Daily Archives: March 21, 2019

Collecting Powerful Prose

The Last Witchfinder defies description a little bit:  maybe historical fantasy? Author James Morrow follows the horrific history of witch finding in the early to mid 1700s from England to America through the character of Jennet Stearne. The daughter and sister of witchfinders and niece of an accused witch, she spends her life trying to come up with a grand argument that would legally undermine the witch laws, using Newton for her guide.

Along the way, she is abducted by Algonquin Indians, shipwrecked with Ben Franklin, and accused of witchcraft herself. And, in an oddly fascinating twist, the narrator is Newton’s Principia Mathematica, the text that Jennet used for her argument, and in the interludes, the book describes its battle against the Malleus Maleficarum, the witch hunting handbook. Here’s where fantasy really takes over.

What I really loved, however, was the rich, evocative  writing, often ironic, and sometimes just fun.

A couple timely samples:

“She [Jennet} wanted only to sit in the shadowed library, let the darkness seep into her bones, and ponder her suspicion that the world contained things of which neither monks nor mathematicians could give a sensible account.” (p. 62)

“I am well aware that the average member of your species will not abandon a pleasurable opinion simply because the evidence argues against it.
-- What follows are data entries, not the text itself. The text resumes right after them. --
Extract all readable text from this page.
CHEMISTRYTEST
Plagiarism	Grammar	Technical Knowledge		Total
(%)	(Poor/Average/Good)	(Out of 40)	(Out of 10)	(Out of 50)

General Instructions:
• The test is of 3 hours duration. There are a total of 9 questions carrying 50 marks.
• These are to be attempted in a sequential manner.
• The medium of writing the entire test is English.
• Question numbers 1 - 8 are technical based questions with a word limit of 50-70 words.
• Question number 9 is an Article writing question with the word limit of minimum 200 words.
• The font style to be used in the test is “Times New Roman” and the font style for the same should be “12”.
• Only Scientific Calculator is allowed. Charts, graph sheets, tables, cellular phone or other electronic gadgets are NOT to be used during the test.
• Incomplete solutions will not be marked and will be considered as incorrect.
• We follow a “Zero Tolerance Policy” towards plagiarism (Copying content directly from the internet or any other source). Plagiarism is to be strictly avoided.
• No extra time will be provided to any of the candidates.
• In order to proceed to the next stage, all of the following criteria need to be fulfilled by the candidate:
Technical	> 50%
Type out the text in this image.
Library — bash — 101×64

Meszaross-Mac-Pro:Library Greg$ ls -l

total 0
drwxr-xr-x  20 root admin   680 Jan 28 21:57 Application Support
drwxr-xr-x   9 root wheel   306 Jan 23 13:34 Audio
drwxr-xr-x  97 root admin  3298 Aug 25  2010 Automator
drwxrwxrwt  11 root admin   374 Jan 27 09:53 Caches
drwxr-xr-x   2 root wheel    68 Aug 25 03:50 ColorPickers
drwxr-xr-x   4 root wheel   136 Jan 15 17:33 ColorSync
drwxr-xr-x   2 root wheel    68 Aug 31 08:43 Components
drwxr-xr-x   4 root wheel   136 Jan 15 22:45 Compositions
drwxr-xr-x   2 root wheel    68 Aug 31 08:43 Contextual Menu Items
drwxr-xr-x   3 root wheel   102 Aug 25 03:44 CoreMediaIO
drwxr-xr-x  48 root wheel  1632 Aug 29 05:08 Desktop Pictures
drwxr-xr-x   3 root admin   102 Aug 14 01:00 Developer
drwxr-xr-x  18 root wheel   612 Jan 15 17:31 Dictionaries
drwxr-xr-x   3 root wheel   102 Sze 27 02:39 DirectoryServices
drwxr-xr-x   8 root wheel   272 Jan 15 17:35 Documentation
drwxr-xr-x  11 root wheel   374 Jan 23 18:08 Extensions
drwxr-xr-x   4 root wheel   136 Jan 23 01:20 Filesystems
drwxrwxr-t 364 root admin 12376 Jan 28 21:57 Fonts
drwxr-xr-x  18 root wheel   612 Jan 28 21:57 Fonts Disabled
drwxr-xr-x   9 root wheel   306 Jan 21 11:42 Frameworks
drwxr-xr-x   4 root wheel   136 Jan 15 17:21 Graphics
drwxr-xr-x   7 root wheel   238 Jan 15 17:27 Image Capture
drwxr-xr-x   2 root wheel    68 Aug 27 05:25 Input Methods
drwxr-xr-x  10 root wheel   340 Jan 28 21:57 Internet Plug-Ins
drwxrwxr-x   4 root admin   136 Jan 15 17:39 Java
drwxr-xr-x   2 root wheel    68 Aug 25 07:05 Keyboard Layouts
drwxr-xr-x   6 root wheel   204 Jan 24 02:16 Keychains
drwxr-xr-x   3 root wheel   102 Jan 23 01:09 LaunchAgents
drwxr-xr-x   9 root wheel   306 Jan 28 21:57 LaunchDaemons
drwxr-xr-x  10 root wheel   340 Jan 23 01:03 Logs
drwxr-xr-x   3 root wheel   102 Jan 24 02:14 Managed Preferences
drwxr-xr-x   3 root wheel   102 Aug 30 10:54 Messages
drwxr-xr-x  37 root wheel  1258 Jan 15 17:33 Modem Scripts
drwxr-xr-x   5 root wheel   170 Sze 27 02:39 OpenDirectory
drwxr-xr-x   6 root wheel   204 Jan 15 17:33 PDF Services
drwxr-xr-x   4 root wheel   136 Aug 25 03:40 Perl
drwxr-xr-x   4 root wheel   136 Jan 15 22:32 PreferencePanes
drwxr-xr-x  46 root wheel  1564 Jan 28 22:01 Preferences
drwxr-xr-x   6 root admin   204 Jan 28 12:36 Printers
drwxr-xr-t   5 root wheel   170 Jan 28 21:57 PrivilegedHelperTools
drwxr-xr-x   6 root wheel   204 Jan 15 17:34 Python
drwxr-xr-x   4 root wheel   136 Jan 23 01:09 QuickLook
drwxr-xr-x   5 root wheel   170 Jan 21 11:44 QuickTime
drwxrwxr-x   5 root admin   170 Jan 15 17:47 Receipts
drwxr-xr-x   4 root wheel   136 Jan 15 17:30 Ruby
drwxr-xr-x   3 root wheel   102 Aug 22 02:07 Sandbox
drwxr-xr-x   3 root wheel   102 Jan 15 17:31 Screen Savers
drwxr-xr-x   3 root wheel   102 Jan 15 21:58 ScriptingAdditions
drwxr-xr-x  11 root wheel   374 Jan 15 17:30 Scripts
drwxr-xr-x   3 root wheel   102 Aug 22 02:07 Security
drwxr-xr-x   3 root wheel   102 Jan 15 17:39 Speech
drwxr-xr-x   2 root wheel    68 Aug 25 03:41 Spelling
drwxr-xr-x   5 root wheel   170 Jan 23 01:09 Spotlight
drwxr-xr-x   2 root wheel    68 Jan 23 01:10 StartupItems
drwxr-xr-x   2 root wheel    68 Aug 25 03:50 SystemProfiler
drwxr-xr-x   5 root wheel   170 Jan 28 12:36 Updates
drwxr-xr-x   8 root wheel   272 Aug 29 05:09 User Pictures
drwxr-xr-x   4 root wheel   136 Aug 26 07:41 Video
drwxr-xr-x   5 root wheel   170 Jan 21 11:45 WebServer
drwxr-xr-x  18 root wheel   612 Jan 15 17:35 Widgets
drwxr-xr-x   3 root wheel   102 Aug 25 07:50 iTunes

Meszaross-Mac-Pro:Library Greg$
Self-doubt is a suit of clothes that few of you ever acquire and fewer still wear comfortably.” (p. 113)

And, from the narrator, an anachronistic insight into the contemporary world that is, I think, bleaker than it seems but uncomfortably close to the truth. I would like to think we would take a selfie with the wildflowers (tongue in cheek intended):

“True, thanks to all those exquisite quantum equations, you humans now have television (though in my opinion the whole thing went downhill after The Avengers), mobile phones (allowing you to walk through a field of stunningly gorgeous wild flowers without actually being there), and personal computers (hour after hour you stare at the screen, a life of cybernetic desperation.”

I heard Thoreau echoing in that last bit: “the mass of men lead lives of quiet desperation” he wrote in the opening of Walden. Perhaps cybernetic desperation is not so quiet: living our lives within view of everyone, seemingly all the time.